「あんじゅう」は、宮部みゆき先生のライフワークであるシリーズの、二冊目です。辛い事件から心に深い傷を負った少女・おちかが、叔父の計らいで様々な人の、不可思議な経験を聞き集めるうちに、少しずつ前を向き始めます。

この巻には四つの物語が収録されていますが、私が特に好きなのは表題作。
ある若侍が打ち明けた、不思議な「紫陽花屋敷」にまつわるお話です。
おちかの身近な人物も関わるその屋敷は、以前から住む人もおらず荒れ果て、不気味な声や気配がすると、恐れられていました。かつて屋敷に住み暮らしていた加登夫妻は、やはり不思議な気配を感じていました。

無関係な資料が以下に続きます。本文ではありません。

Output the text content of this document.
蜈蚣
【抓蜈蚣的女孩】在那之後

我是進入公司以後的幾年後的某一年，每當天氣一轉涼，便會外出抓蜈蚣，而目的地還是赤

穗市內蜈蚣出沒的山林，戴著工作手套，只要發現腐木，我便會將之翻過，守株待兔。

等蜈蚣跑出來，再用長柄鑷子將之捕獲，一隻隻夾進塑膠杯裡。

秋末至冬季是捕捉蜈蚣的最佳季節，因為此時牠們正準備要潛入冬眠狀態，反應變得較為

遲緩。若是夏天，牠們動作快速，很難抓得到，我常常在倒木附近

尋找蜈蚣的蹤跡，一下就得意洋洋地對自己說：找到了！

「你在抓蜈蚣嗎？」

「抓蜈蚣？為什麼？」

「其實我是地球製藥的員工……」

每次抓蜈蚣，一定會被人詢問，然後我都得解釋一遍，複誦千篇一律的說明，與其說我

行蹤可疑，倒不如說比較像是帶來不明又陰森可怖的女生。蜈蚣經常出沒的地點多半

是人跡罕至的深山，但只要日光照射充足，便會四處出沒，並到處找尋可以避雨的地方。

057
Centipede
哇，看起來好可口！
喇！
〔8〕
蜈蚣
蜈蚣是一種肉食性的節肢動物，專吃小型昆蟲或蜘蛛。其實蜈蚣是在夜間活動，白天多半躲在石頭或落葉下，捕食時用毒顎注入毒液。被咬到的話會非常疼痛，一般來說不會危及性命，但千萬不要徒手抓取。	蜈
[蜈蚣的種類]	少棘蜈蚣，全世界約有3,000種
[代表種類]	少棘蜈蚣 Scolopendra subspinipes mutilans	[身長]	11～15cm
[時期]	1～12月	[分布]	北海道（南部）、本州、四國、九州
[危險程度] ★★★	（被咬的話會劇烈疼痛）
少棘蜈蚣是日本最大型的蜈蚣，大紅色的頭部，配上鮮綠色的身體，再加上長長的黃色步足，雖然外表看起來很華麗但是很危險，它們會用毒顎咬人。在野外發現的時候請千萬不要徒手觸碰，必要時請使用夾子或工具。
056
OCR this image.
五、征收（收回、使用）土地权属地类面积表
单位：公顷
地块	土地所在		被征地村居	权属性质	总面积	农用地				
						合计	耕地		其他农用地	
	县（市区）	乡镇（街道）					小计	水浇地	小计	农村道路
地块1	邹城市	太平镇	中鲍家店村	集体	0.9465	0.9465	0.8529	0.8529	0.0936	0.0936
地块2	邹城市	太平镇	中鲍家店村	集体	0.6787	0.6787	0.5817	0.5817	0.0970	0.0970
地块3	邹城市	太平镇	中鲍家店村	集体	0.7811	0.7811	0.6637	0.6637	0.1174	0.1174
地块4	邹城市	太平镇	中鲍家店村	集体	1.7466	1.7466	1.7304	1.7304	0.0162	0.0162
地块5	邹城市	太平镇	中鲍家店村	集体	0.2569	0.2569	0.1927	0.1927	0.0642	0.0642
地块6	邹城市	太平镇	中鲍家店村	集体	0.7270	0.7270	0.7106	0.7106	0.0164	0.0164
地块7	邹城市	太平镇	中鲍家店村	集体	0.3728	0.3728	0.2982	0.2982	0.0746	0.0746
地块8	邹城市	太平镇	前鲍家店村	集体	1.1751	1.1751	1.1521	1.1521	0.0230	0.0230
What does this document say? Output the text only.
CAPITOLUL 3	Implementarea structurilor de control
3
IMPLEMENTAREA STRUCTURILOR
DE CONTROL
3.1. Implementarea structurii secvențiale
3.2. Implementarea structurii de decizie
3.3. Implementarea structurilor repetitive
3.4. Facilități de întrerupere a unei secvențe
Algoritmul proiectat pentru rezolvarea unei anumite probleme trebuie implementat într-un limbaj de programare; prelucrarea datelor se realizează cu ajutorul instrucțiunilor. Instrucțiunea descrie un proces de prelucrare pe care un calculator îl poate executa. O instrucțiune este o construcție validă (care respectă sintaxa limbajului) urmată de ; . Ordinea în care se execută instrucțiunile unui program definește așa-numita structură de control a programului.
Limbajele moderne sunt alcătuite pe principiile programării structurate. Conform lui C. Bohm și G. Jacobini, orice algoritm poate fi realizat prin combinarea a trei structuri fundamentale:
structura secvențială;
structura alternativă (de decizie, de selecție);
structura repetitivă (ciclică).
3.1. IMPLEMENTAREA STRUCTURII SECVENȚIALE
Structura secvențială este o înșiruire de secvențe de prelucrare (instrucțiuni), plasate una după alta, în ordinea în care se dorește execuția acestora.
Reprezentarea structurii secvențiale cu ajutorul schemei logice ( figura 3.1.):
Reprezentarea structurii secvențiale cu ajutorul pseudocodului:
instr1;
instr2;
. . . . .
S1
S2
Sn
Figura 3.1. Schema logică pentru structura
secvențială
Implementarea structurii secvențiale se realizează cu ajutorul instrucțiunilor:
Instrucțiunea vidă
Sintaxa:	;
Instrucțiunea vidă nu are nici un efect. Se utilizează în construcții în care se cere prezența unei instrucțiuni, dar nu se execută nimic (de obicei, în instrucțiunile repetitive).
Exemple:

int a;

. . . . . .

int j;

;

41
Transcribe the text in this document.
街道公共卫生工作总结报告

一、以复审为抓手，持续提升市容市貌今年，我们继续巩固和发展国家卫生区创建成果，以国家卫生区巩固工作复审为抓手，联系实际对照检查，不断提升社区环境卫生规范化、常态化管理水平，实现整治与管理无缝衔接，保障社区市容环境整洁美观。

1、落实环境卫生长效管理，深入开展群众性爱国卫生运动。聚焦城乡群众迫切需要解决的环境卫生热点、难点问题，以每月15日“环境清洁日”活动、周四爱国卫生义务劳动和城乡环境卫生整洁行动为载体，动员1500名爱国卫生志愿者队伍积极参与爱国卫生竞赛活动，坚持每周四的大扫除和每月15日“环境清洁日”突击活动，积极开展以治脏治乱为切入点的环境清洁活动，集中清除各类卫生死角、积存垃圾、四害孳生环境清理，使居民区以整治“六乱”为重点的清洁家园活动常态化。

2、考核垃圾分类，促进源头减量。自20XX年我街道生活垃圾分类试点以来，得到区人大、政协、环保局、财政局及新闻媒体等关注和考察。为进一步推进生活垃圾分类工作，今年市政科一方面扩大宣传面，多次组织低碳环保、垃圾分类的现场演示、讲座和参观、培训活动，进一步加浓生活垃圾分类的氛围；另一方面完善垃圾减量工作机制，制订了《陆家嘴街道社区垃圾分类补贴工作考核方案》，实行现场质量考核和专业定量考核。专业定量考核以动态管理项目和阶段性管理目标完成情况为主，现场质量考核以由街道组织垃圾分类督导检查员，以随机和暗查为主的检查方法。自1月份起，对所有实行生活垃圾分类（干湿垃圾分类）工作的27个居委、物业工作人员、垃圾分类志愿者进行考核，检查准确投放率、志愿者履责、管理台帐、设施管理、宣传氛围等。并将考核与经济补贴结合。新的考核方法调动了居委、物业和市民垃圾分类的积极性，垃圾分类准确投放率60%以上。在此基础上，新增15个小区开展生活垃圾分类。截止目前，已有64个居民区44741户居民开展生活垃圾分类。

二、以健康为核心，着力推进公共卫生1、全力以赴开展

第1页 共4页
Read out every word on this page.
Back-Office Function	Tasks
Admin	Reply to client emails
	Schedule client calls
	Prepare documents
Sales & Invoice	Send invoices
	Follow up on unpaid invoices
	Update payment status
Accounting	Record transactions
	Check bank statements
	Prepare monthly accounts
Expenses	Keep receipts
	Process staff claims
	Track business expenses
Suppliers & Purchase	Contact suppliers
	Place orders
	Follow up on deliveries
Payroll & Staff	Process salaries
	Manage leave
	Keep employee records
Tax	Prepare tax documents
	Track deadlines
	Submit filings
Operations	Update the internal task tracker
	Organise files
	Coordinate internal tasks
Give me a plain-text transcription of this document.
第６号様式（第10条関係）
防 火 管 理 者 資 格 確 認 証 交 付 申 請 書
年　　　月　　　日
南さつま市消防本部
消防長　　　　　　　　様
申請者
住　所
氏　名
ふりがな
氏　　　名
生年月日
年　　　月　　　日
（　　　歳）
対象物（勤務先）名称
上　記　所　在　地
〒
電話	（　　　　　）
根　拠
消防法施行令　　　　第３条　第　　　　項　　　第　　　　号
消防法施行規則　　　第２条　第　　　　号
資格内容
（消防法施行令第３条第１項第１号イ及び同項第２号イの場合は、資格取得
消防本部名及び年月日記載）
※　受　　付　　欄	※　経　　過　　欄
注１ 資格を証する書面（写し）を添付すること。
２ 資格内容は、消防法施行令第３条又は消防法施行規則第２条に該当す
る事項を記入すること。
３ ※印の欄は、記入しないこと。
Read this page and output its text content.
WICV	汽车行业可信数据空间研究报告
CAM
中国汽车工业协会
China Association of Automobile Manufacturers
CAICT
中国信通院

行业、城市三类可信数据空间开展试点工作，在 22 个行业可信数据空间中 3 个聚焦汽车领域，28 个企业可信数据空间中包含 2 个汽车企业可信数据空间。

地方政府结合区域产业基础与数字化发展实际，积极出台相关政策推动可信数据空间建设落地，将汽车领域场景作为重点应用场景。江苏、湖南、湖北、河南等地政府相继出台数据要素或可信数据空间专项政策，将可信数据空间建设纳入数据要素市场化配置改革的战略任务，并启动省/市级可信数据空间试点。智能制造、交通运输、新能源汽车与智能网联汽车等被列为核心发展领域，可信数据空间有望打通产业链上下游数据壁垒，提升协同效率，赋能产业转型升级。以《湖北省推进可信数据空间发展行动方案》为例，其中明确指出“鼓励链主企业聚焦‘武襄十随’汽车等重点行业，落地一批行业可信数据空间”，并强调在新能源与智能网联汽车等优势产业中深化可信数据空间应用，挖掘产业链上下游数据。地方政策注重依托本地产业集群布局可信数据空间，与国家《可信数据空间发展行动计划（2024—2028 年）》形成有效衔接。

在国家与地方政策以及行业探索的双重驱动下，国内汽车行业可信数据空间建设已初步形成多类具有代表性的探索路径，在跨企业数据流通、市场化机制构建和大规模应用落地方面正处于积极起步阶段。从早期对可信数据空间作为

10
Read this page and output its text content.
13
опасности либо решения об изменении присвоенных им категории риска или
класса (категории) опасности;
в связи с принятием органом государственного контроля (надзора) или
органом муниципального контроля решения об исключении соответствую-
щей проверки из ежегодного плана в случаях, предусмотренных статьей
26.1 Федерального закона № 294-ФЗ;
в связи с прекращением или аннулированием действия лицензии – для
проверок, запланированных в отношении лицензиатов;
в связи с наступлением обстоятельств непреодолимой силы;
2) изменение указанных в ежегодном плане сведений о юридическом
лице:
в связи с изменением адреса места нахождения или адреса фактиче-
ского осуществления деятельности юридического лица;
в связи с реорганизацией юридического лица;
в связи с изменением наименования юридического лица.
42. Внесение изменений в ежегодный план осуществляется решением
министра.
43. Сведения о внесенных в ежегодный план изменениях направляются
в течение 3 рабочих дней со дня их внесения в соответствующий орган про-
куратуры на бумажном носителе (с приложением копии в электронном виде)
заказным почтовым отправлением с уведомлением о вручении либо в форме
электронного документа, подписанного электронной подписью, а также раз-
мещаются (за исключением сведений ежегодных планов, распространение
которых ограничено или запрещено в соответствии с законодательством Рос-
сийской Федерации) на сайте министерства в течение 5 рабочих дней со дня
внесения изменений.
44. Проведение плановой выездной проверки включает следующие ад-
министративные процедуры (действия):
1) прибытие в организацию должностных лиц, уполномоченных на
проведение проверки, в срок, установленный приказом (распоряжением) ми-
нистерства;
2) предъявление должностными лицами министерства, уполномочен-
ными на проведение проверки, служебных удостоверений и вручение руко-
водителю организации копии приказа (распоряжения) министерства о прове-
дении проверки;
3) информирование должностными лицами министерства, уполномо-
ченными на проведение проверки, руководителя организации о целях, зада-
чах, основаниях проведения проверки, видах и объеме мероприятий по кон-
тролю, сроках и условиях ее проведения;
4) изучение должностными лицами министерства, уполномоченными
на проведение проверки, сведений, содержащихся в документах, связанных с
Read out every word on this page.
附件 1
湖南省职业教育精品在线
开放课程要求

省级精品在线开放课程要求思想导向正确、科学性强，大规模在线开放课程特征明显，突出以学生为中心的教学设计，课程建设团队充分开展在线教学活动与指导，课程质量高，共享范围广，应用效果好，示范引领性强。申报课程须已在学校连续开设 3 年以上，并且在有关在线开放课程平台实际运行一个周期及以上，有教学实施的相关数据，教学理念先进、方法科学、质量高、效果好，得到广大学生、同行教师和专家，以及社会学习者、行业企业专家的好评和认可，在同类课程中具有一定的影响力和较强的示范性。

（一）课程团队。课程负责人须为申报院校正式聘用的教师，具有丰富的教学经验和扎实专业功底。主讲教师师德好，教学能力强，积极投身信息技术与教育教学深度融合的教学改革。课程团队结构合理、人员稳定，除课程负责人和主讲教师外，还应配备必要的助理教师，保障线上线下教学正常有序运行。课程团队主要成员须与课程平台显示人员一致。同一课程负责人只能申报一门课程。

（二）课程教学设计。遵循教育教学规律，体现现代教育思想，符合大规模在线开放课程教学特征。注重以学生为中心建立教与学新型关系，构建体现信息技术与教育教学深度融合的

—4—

ある日ひょんなことから、真っ黒で柔らかい、妙な生き物と遭遇します。
最初はビックリしたものの、肝の座った夫と朗らかな妻は、すぐこの不思議な生き物と馴染み「くろすけ」と名付けます。
言葉は話せないけれど人が好きで、手鞠歌を聴いたり、綺麗なお菓子を見るのが好きな、可愛いくろすけ。
お日様が苦手で暗闇を好む彼と夫婦は、ずっと一緒に、仲良く暮らしていくかに思えました。
ですが、くろすけの正体が判明した時、それがどうしても出来ないことを思い知らされます。
お互い大好きなのに、一緒にいたいのに、それは叶わない……人とあやかしの間には越えられない、残酷な障害がありました。
異なるモノ同士の、暖かく切ない交流は、しかし確かに、何かを残したのです。他のお話と合わせて、ぜひ読んでみて下さい。